🧩 RTT‑Compatible RSM Configuration Profile#
A formal operating envelope for Resonance Substrate Model deployments
🎯 Purpose#
This profile defines the explicit configuration requirements under which the Resonance Substrate Model (RSM) reproduces Resonance‑Time Theory (RTT)–style dynamics. It reframes what might otherwise appear as “missing assumptions” into a deliberate, tunable operating regime.
RSM is a general‑purpose resonance engine.
RTT specifies one physically meaningful configuration envelope within that engine.
This document makes that envelope explicit.
1. Conceptual Positioning#
- RTT → Governing theory of resonance‑time dynamics
- RSM → Substrate machinery capable of implementing multiple regimes
RTT compatibility is therefore not automatic.
It is achieved by configuring RSM with specific initial conditions, field couplings, and operator biases.
This is a feature, not a limitation.
2. RTT‑Compatible Field Encoding#
An RTT‑compatible RSM configuration must encode the Resonance‑Time triad explicitly into the substrate fields:
| RTT Quantity | Meaning | RSM Field | Configuration Requirement |
|---|---|---|---|
| $$f_R$$ | oscillatory tendency | $$\phi$$ | non‑uniform scalar frequency potential |
| $$\tau_R$$ | memory / persistence | $$\vec{V}$$ | anisotropic vector field with directional bias |
| $$Q_R$$ | coherence / quality | $$R$$ | non‑zero resonance envelope with gain dynamics |
Constraint:
All three fields must be initialized with non‑zero baseline values.
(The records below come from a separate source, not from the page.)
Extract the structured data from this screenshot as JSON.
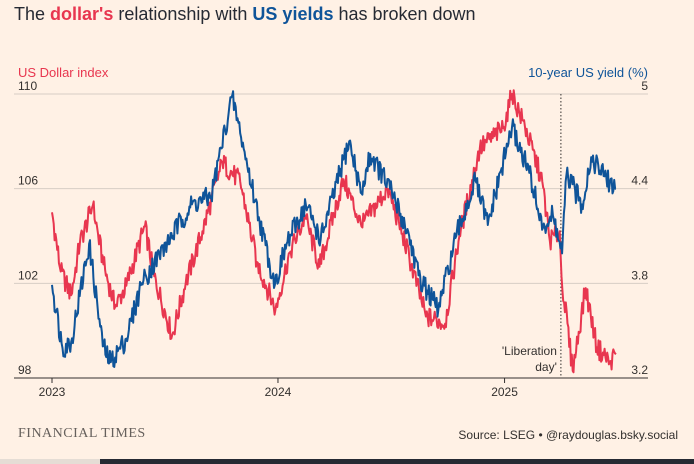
{
  "title": {
    "part1": "The ",
    "highlight1": "dollar's",
    "part2": " relationship with ",
    "highlight2": "US yields",
    "part3": " has broken down"
  },
  "footer": {
    "brand": "FINANCIAL TIMES",
    "source": "Source: LSEG • @raydouglas.bsky.social"
  },
  "colors": {
    "background": "#fff1e5",
    "dollar": "#e8364f",
    "yield": "#0f5499",
    "grid": "#d7cdc5"
  },
  "chart_data": {
    "type": "line",
    "ylabel_left": "US Dollar index",
    "ylabel_right": "10-year US yield (%)",
    "y_left_lim": [
      98,
      110
    ],
    "y_left_ticks": [
      "110",
      "106",
      "102",
      "98"
    ],
    "y_right_lim": [
      3.2,
      5
    ],
    "y_right_ticks": [
      "5",
      "4.4",
      "3.8",
      "3.2"
    ],
    "x_ticks": [
      "2023",
      "2024",
      "2025"
    ],
    "x_range": [
      "2023-01-01",
      "2025-06-30"
    ],
    "grid": true,
    "annotation": {
      "text_lines": [
        "'Liberation",
        "day'"
      ],
      "date": "2025-04-02"
    },
    "series": [
      {
        "name": "US Dollar index",
        "axis": "left",
        "color": "#e8364f",
        "points": [
          [
            "2023-01-01",
            105.0
          ],
          [
            "2023-01-15",
            102.5
          ],
          [
            "2023-02-01",
            101.5
          ],
          [
            "2023-02-15",
            103.7
          ],
          [
            "2023-03-08",
            105.3
          ],
          [
            "2023-03-25",
            102.8
          ],
          [
            "2023-04-13",
            101.0
          ],
          [
            "2023-05-01",
            101.9
          ],
          [
            "2023-05-31",
            104.4
          ],
          [
            "2023-06-15",
            102.3
          ],
          [
            "2023-07-14",
            99.8
          ],
          [
            "2023-08-05",
            102.0
          ],
          [
            "2023-09-01",
            104.2
          ],
          [
            "2023-10-03",
            107.1
          ],
          [
            "2023-11-01",
            106.3
          ],
          [
            "2023-11-28",
            102.9
          ],
          [
            "2023-12-28",
            100.9
          ],
          [
            "2024-01-20",
            103.3
          ],
          [
            "2024-02-14",
            104.8
          ],
          [
            "2024-03-08",
            102.7
          ],
          [
            "2024-04-16",
            106.4
          ],
          [
            "2024-05-15",
            104.4
          ],
          [
            "2024-06-26",
            106.0
          ],
          [
            "2024-07-20",
            104.1
          ],
          [
            "2024-08-27",
            100.6
          ],
          [
            "2024-09-27",
            100.3
          ],
          [
            "2024-10-20",
            104.0
          ],
          [
            "2024-11-22",
            107.7
          ],
          [
            "2024-12-31",
            108.6
          ],
          [
            "2025-01-13",
            110.0
          ],
          [
            "2025-02-03",
            108.6
          ],
          [
            "2025-03-03",
            106.3
          ],
          [
            "2025-03-15",
            103.8
          ],
          [
            "2025-03-31",
            104.2
          ],
          [
            "2025-04-03",
            102.3
          ],
          [
            "2025-04-21",
            98.3
          ],
          [
            "2025-05-12",
            101.8
          ],
          [
            "2025-05-30",
            99.3
          ],
          [
            "2025-06-20",
            98.7
          ],
          [
            "2025-06-30",
            99.0
          ]
        ]
      },
      {
        "name": "10-year US yield (%)",
        "axis": "right",
        "color": "#0f5499",
        "points": [
          [
            "2023-01-01",
            3.79
          ],
          [
            "2023-01-18",
            3.39
          ],
          [
            "2023-02-01",
            3.43
          ],
          [
            "2023-03-02",
            4.05
          ],
          [
            "2023-03-24",
            3.4
          ],
          [
            "2023-04-06",
            3.3
          ],
          [
            "2023-05-01",
            3.45
          ],
          [
            "2023-05-26",
            3.8
          ],
          [
            "2023-07-06",
            4.06
          ],
          [
            "2023-08-15",
            4.3
          ],
          [
            "2023-09-15",
            4.35
          ],
          [
            "2023-10-19",
            4.99
          ],
          [
            "2023-11-01",
            4.75
          ],
          [
            "2023-12-01",
            4.22
          ],
          [
            "2023-12-27",
            3.79
          ],
          [
            "2024-01-15",
            4.05
          ],
          [
            "2024-02-15",
            4.3
          ],
          [
            "2024-03-10",
            4.08
          ],
          [
            "2024-04-25",
            4.7
          ],
          [
            "2024-05-15",
            4.37
          ],
          [
            "2024-05-29",
            4.62
          ],
          [
            "2024-06-30",
            4.4
          ],
          [
            "2024-07-31",
            4.1
          ],
          [
            "2024-08-15",
            3.85
          ],
          [
            "2024-09-16",
            3.63
          ],
          [
            "2024-10-15",
            4.1
          ],
          [
            "2024-11-15",
            4.45
          ],
          [
            "2024-12-05",
            4.17
          ],
          [
            "2025-01-13",
            4.79
          ],
          [
            "2025-02-10",
            4.5
          ],
          [
            "2025-03-04",
            4.15
          ],
          [
            "2025-03-20",
            4.23
          ],
          [
            "2025-04-04",
            3.99
          ],
          [
            "2025-04-11",
            4.49
          ],
          [
            "2025-05-06",
            4.3
          ],
          [
            "2025-05-21",
            4.6
          ],
          [
            "2025-06-10",
            4.48
          ],
          [
            "2025-06-30",
            4.4
          ]
        ]
      }
    ]
  }
}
A zero‑state substrate cannot exhibit RTT‑style emergence.
3. Operator Family Activation#
RTT compatibility requires the following operator families to be enabled and parameterized:
Propagation & Interaction#
- diffusion
- flow / transport
- coupling
These implement FFF‑derived resonance propagation.
Memory & Alignment#
- alignment
- spin‑response
- relaxation
These implement SET‑derived persistence and equilibration.
Coherence Dynamics#
- activation
- damping
- coherence‑gain
These implement SNR‑derived emergence and stabilization.
Constraint:
Operator strengths must be anisotropic.
Uniform operator weights suppress resonance differentiation.
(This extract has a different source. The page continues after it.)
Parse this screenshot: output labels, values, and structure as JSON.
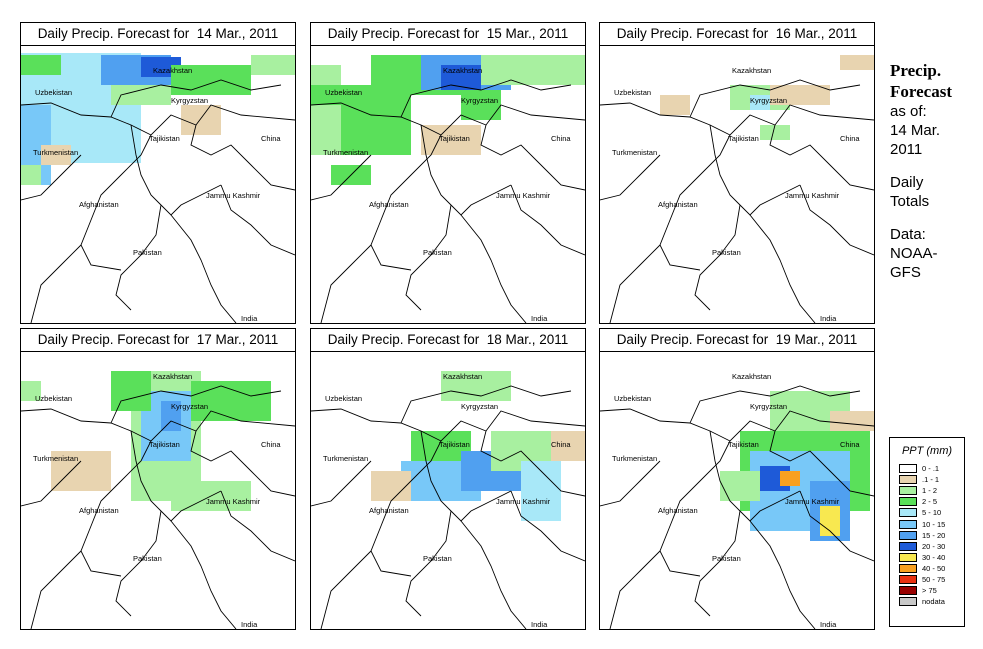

4. Initial Condition Requirements#
RTT‑compatible simulations must satisfy:
- non‑zero baseline resonance $$R_0 > 0$$
- phase offsets between oscillatory modes
- spatial or structural gradients in $$\phi$$ or $$\vec{V}$$
- broken symmetry at initialization
These conditions reflect physical realism:
emergence requires asymmetry and seed energy
5. Resonance‑Time Gradient Tracking#
To reproduce RTT‑style behavior, the system must track or approximate:
- resonance gradients
- coherence accumulation
- phase drift
- saturation thresholds
This may be implemented explicitly or via derived metrics.
6. Layer Compatibility#
RTT‑compatible configurations may operate across one or more substrate layers:
- classical
- quantum
- semantic
- distributed
Constraint:
All active layers must evolve under the same resonance‑time constraints, even if their operators differ.
7. Interpretation Rule#
If an RSM configuration satisfies all requirements above, then:
- RTT‑style emergence is expected
- resonance‑time behavior is reproducible
- deviations are interpretable as parameter shifts, not model failure
If any requirement is omitted, the system remains valid — but operates outside the RTT regime.
8. Summary#
RTT compatibility is a configuration profile, not a dependency.
- RSM is the engine
- RTT defines one physically meaningful operating envelope
- The profile makes that envelope explicit, reproducible, and tunable
This transforms what could be read as a caveat into a strength: controlled regime specification.